Il cuore pulsante delle decisioni politiche, economiche, sociali dipenderà sempre più dalla demografia. Non solo, ma soprattutto.
Che non se ne sia consapevoli, nei nostri conversare, non significa che questo non sia, ma solo che non se ne è consapevoli.
Perché la demografia? Basta dare un’occhiata oggi all’età della popolazione in Italia, in Europa, nel mondo occidentale, e confrontarla con le popolazioni, per quanto ci riguarda, soprattutto con le popolazioni del nord Africa, con quelle del sahel, cioè dell’Africa sub-sahariana, in ragione anche delle loro condizioni politiche, economiche, sociali.
Un mondo in subbuglio, che sta ricercando quell’eden che vede via internet. Realtà o illusione?
Nei Paesi nord-africani il 70% della popolazione ha meno di 30 anni, in Italia il 70% ha più di 30 anni. L’Italia, ma tutto il mondo occidentale, è un Paese, in poche parole, vecchio.
È evidente che avremo degli sconvolgimenti, per cui i flussi migratori saranno la costante. Da governare, non da subire.
E qui sta tutto il problema. Da governare, e non da subire.
Basta una legge come lo ius soli, per come è fatta?
L’inquietudine degli italiani, che si sta traducendo in sempre maggiori perplessità, col 71% di favorevoli nel 2011 calato oggi al 44%, ci dice che non possiamo, che non è giusto rifugiarsi nelle facili polemiche, con più o meno sapore razzista, nè con quella faciloneria che è tipica degli estremismi terzomondisti.
Appunto, perché gli eventi vanno governati. Cosa che, lo vediamo, non è avvenuto, non sta avvenendo.
E gli eventi si governano anzitutto cercando di comprendere, più che le risposte, le domande che stanno alla base di tanta inquietudine. Per risposte poi più adeguate.
Qualcuno se la prende con Papa Francesco, per i suoi appelli. Ma il Papa dice solo il cuore del Vangelo, come invoca la pace ogni giorno, eppure non possiamo dismettere le strutture militari di difesa. Gli ideali, cioè, hanno valore di indicazione, eppoi sta a noi cercare la giusta mediazione tra tante variabili.
Questo significa governare.
Perché non basta dire accoglienza perché ci sia poi, automaticamente, l’integrazione, la convivenza pacifica, la reciprocità, quell’humus sociale, anche culturale, che rende possibile proprio quella “cittadinanza” che è lo scopo, alla fin fine, anche dello ius soli.
Con, al dunque, quella cultura del lavoro e della responsabilità che è il vero cuore, nel concreto, della condivisione, come recita il primo articolo della nostra Costituzione.
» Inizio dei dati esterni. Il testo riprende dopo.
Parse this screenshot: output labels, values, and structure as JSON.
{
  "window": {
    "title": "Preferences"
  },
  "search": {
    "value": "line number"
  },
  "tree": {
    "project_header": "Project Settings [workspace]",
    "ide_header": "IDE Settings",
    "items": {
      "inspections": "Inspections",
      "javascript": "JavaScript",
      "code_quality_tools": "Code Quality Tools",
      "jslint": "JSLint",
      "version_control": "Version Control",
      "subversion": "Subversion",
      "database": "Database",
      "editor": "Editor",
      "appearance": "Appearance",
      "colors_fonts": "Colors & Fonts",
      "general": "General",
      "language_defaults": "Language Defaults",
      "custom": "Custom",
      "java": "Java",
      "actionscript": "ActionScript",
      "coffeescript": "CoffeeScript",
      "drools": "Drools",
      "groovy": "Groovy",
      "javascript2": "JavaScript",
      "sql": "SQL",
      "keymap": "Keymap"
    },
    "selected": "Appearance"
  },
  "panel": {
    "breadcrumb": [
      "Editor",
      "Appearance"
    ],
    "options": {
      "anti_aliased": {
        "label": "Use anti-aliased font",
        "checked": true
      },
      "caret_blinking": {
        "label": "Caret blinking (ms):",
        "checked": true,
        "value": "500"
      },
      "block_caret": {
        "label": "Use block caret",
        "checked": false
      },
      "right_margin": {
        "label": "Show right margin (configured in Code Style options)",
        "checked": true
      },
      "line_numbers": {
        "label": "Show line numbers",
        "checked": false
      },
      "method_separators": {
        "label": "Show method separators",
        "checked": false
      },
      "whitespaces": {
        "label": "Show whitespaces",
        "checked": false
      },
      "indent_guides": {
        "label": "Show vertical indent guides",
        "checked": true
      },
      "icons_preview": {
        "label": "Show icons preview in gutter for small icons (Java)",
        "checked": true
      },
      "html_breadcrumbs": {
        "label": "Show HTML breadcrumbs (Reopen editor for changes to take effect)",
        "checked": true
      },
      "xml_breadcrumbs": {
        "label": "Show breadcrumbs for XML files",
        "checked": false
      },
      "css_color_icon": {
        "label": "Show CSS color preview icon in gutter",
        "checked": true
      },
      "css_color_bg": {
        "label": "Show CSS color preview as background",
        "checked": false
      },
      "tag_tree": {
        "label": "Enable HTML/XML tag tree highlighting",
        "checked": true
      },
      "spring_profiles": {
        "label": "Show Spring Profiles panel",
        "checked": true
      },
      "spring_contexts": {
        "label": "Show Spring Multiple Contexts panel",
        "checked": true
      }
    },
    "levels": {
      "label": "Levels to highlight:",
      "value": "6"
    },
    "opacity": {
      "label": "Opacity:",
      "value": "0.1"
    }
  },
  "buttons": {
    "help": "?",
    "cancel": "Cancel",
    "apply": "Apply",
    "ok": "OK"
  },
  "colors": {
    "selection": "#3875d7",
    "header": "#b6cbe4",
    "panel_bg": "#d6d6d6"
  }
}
Ed è quello che fa la scuola ogni giorno, accogliendo i ragazzi stranieri di prima e di seconda generazione, ai fini della concreta “inclusione”.
Quindi non basta una leggina, ma un parterre di azioni.
Solo così potremo richiedere e riavere la fiducia degli italiani, fugando e prevenendo i dubbi, le perplessità, le insicurezze.
Non basta una leggina, fatta in fretta, ma partire dalle domande senza risposta.
Ma l’Italia, per il essere la frontiera del Mediterraneo, non può far da sola. Ovvio. Se l’Europa vuole riguadagnare consenso deve riconvertirsi oltre i suoi asset economico-finanziari. Ma questa è tutta una stagione ancora da costruire.